Hello again.
Firstly, I didn't actually write the software myself. It was
did. I am simply
publiscising the project as I am a native speaker of
English, whilst he is not. The main reason I think that becoming a WIkimedia
project would be a good idea is the recognisation. The 'Wikimedia project'
logo would bring credebility to the site.
Also, of course is the traffic. The great benefit, that I will not get if
the project is run independently is inter-wiki links. In the same way pages
have a 'commons has media about the subject: x', if Rodovid became a
Wikimedia project, we would be able to have 'Rodovid (or alternate name) has
genealogical information about x'.
Anyway, thanks for pointing me to the category Brian.
Benjamin Webb
On 25/03/06, Tim Starling <t.starling(a)physics.unimelb.edu.au> wrote:
Angela wrote:
On 3/25/06, Benjamin Webb
<bjwebb67(a)googlemail.com> wrote:
>I'd noticed that you'd menationed the specialised software on
wikitree.org,
>I'd just be intereseted to know what you
think about the specialised
>software of Rodovid <http://rodovid.org> and what you, as someone high
up
the the
foundation, think about it becoming a foundation project.

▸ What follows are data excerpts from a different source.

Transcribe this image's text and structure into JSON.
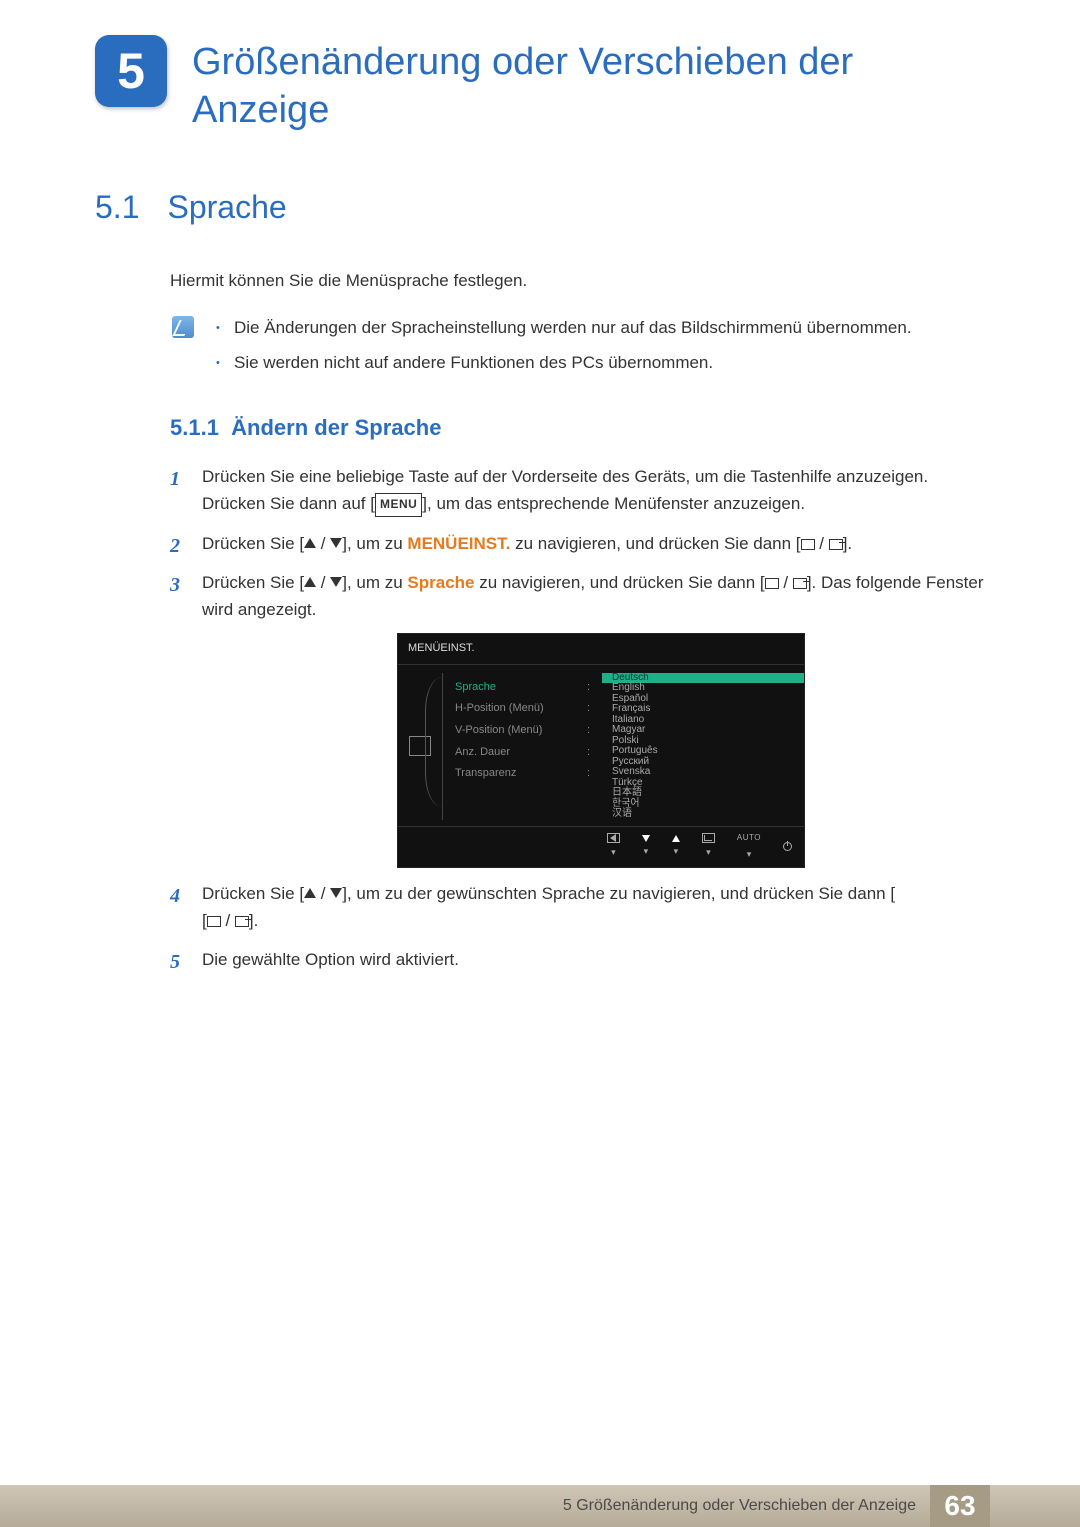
{
  "chapter": {
    "number": "5",
    "title": "Größenänderung oder Verschieben der Anzeige"
  },
  "section": {
    "number": "5.1",
    "title": "Sprache"
  },
  "intro": "Hiermit können Sie die Menüsprache festlegen.",
  "notes": [
    "Die Änderungen der Spracheinstellung werden nur auf das Bildschirmmenü übernommen.",
    "Sie werden nicht auf andere Funktionen des PCs übernommen."
  ],
  "subsection": {
    "number": "5.1.1",
    "title": "Ändern der Sprache"
  },
  "steps": {
    "s1a": "Drücken Sie eine beliebige Taste auf der Vorderseite des Geräts, um die Tastenhilfe anzuzeigen. Drücken Sie dann auf [",
    "s1_btn": "MENU",
    "s1b": "], um das entsprechende Menüfenster anzuzeigen.",
    "s2a": "Drücken Sie [",
    "s2b": "], um zu ",
    "s2_kw": "MENÜEINST.",
    "s2c": " zu navigieren, und drücken Sie dann [",
    "s2d": "].",
    "s3a": "Drücken Sie [",
    "s3b": "], um zu ",
    "s3_kw": "Sprache",
    "s3c": " zu navigieren, und drücken Sie dann [",
    "s3d": "]. Das folgende Fenster wird angezeigt.",
    "s4a": "Drücken Sie [",
    "s4b": "], um zu der gewünschten Sprache zu navigieren, und drücken Sie dann [",
    "s4c": "].",
    "s5": "Die gewählte Option wird aktiviert."
  },
  "osd": {
    "title": "MENÜEINST.",
    "menu": [
      "Sprache",
      "H-Position (Menü)",
      "V-Position (Menü)",
      "Anz. Dauer",
      "Transparenz"
    ],
    "languages": [
      "Deutsch",
      "English",
      "Español",
      "Français",
      "Italiano",
      "Magyar",
      "Polski",
      "Português",
      "Русский",
      "Svenska",
      "Türkçe",
      "日本語",
      "한국어",
      "汉语"
    ],
    "nav_auto": "AUTO"
  },
  "footer": {
    "text": "5 Größenänderung oder Verschieben der Anzeige",
    "page": "63"
  }
}
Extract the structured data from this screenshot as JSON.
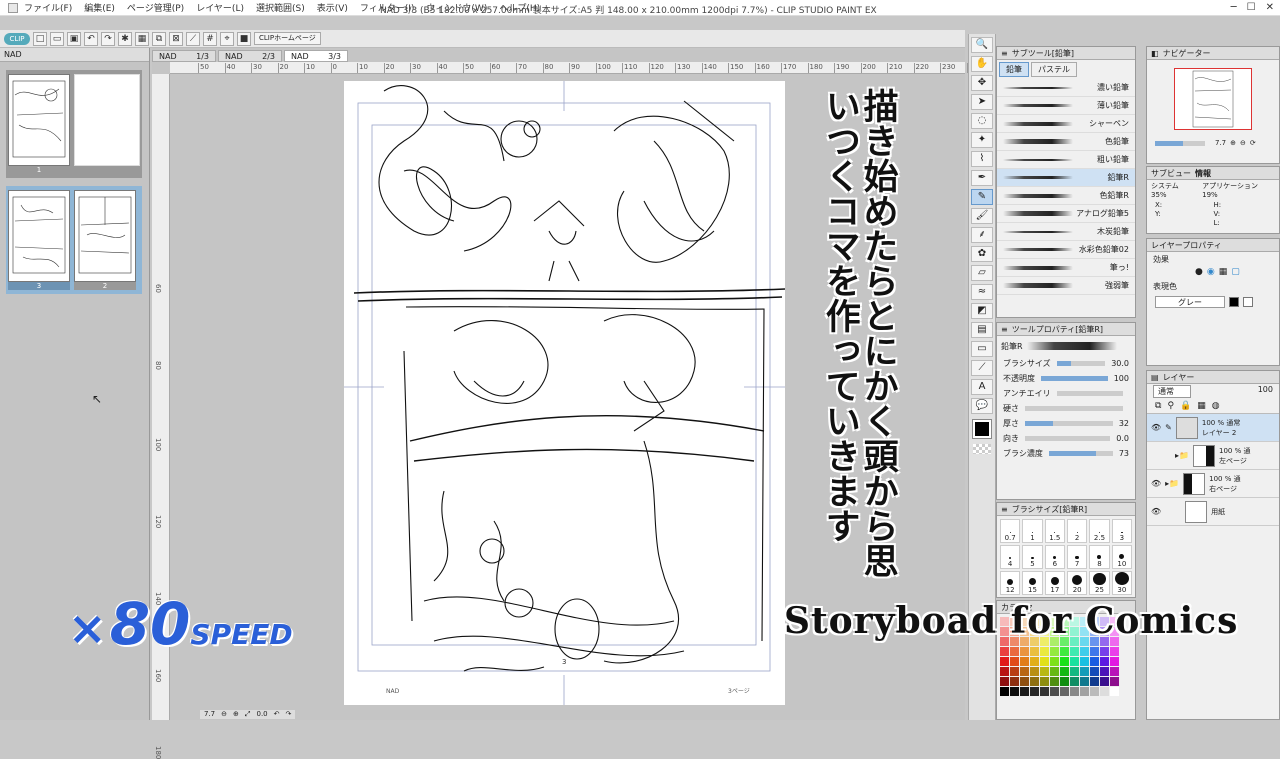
{
  "menu": [
    "ファイル(F)",
    "編集(E)",
    "ページ管理(P)",
    "レイヤー(L)",
    "選択範囲(S)",
    "表示(V)",
    "フィルター(I)",
    "ウィンドウ(W)",
    "ヘルプ(H)"
  ],
  "window_title": "NAD 3/3 (B5 182.00 x 257.00mm 製本サイズ:A5 判 148.00 x 210.00mm 1200dpi 7.7%) - CLIP STUDIO PAINT EX",
  "toolbar": {
    "clip_badge": "CLIP",
    "home_link": "CLIPホームページ"
  },
  "pages_panel": {
    "tab": "NAD",
    "page1_label": "1",
    "page3_label": "3",
    "page2_label": "2"
  },
  "doc_tabs": [
    {
      "name": "NAD",
      "page": "1/3"
    },
    {
      "name": "NAD",
      "page": "2/3"
    },
    {
      "name": "NAD",
      "page": "3/3"
    }
  ],
  "ruler_ticks": [
    "50",
    "40",
    "30",
    "20",
    "10",
    "0",
    "10",
    "20",
    "30",
    "40",
    "50",
    "60",
    "70",
    "80",
    "90",
    "100",
    "110",
    "120",
    "130",
    "140",
    "150",
    "160",
    "170",
    "180",
    "190",
    "200",
    "210",
    "220",
    "230",
    "240"
  ],
  "ruler_v_ticks": [
    "60",
    "80",
    "100",
    "120",
    "140",
    "160",
    "180"
  ],
  "overlay": {
    "vertical_text": "描き始めたらとにかく頭から思いつくコマを作っていきます",
    "speed_x": "×",
    "speed_num": "80",
    "speed_word": "SPEED",
    "storyboard": "Storyboad for Comics"
  },
  "sub_tool": {
    "header": "サブツール[鉛筆]",
    "tabs": [
      "鉛筆",
      "パステル"
    ],
    "brushes": [
      "濃い鉛筆",
      "薄い鉛筆",
      "シャーペン",
      "色鉛筆",
      "粗い鉛筆",
      "鉛筆R",
      "色鉛筆R",
      "アナログ鉛筆5",
      "木炭鉛筆",
      "水彩色鉛筆02",
      "筆っ!",
      "強弱筆"
    ],
    "selected_index": 5
  },
  "tool_property": {
    "header": "ツールプロパティ[鉛筆R]",
    "tool_name": "鉛筆R",
    "rows": [
      {
        "label": "ブラシサイズ",
        "value": "30.0",
        "fill": 0.3
      },
      {
        "label": "不透明度",
        "value": "100",
        "fill": 1.0
      },
      {
        "label": "アンチエイリ",
        "value": "",
        "fill": 0
      },
      {
        "label": "硬さ",
        "value": "",
        "fill": 0
      },
      {
        "label": "厚さ",
        "value": "32",
        "fill": 0.32
      },
      {
        "label": "向き",
        "value": "0.0",
        "fill": 0
      },
      {
        "label": "ブラシ濃度",
        "value": "73",
        "fill": 0.73
      }
    ]
  },
  "brush_size": {
    "header": "ブラシサイズ[鉛筆R]",
    "sizes": [
      "0.7",
      "1",
      "1.5",
      "2",
      "2.5",
      "3",
      "4",
      "5",
      "6",
      "7",
      "8",
      "10",
      "12",
      "15",
      "17",
      "20",
      "25",
      "30"
    ]
  },
  "color_panel": {
    "header": "カラーセ"
  },
  "navigator": {
    "header": "ナビゲーター",
    "zoom": "7.7"
  },
  "sub_view": {
    "tab_sub": "サブビュー",
    "tab_info": "情報",
    "system": "システム 35%",
    "app": "アプリケーション 19%",
    "x": "X:",
    "y": "Y:",
    "h": "H:",
    "v": "V:",
    "l": "L:"
  },
  "layer_property": {
    "header": "レイヤープロパティ",
    "effect": "効果",
    "display_color": "表現色",
    "color_value": "グレー"
  },
  "layers": {
    "header": "レイヤー",
    "blend": "通常",
    "opacity": "100",
    "items": [
      {
        "line1": "100 % 通常",
        "line2": "レイヤー 2"
      },
      {
        "line1": "100 % 通",
        "line2": "左ページ"
      },
      {
        "line1": "100 % 通",
        "line2": "右ページ"
      },
      {
        "line1": "",
        "line2": "用紙"
      }
    ]
  },
  "canvas_footer": {
    "zoom": "7.7",
    "angle": "0.0"
  },
  "paper_marks": {
    "left": "NAD",
    "right": "3ページ",
    "page_no": "3"
  }
}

That looks good too, and I've no opinion on whether Rodovid or
Wikitree is using a better approach. Perhaps there are aspects of each
that should be included. I'm also wondering whether Wikidata will fit
into this somehow, or whether the structure you're using on Rodovid
replaces that.
The last time a genealogy wiki was seriously proposed as a Wikimedia
project, there was little interest, and few answers to the questions I
asked at <http://meta.wikimedia.org/wiki/Talk:Wikipeople>. What
software to use and what to do with the Sep11 wiki still need to be
addressed. However, it is one of the proposals that comes up most
often, so perhaps there is interest there, certainly from editors, but
is there enough interest from developers to give this project the
software changes it would need?
The software Benjamin has written himself looks quite solid and reasonably
feature complete to me. I
don't see why he would need to attract interest from developers when he's
obviously quite a
proficient one himself. Wikimedia could certainly benefit from Benjamin's
expertise, if we could win
him over, but I'm not sure what benefit Benjamin expects to derive from
Wikimedia. Whether or not
this is a Wikimedia project, Benjamin will have to do most of the
development and promotion himself.
Hosting costs should be small during startup, easily covered by donations.
If he can avoid
Wikimedia's bureaucracy and run the project himself, why not do so?